To be eligible for the trial, participants had to have anemia, or low levels of hemoglobin. Anyone with more than 10 pain crises in the year prior to the study was excluded.
The study’s main goal is to assess the proportion of participants who experience an increase in hemoglobin levels of at least 1 g/dL from study week 10 through 12, compared with values at the study’s start.
Secondary goals include changes in blood levels of hemoglobin, markers of red blood cell destruction, and energy-related molecules, as well as changes in patient-reported measures of pain, fatigue, and quality of life. The therapy’s safety and pharmacological properties will also be evaluated.
Agios’ first-generation PK activator, mitapivat, has so far shown positive results in SCD trials. Data from the Phase 3 RISE UP clinical trial (NCT05031780) demonstrated that the study met its main goal, with mitapivat proving superior to a placebo at boosting hemoglobin levels in adolescents and adults with SCD.

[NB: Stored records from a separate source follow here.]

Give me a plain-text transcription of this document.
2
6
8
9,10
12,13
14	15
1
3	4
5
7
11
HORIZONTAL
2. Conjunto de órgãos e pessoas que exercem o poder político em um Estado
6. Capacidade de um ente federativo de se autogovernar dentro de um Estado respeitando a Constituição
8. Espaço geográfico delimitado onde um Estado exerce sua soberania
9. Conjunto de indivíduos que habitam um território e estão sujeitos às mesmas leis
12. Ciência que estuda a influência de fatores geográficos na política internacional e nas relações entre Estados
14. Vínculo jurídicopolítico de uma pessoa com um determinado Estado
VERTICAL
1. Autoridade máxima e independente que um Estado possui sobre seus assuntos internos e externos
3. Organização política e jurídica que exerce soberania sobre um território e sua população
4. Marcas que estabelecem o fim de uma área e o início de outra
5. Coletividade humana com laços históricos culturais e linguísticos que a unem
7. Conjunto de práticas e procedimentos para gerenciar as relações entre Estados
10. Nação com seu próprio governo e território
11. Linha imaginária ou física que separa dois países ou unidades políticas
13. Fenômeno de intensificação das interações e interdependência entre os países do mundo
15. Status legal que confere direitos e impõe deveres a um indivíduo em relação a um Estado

Based on those data, Agios plans to meet with the U.S. Food and Drug Administration in the coming months to discuss trial results, after which it plans to submit an application seeking the therapy’s approval for SCD in the country. The company said it will provide an update once the meeting has taken place.
Mitapivat is already approved in the U.S. for treating people with two other genetic disorders marked by problems with red blood cells. Specifically, it is sold under the name Pyrukynd for pyruvate kinase deficiency, and was recently approved under the name Aqvesme for thalassemia.
“In 2026, we are focused on driving a high-impact U.S. launch of Aqvesme, expanding our PK activation franchise into additional high-value indications such as sickle cell disease … and advancing our promising early-stage pipeline to further diversify across [blood-related diseases] and other rare diseases,” said Brian Goff, CEO of Agios.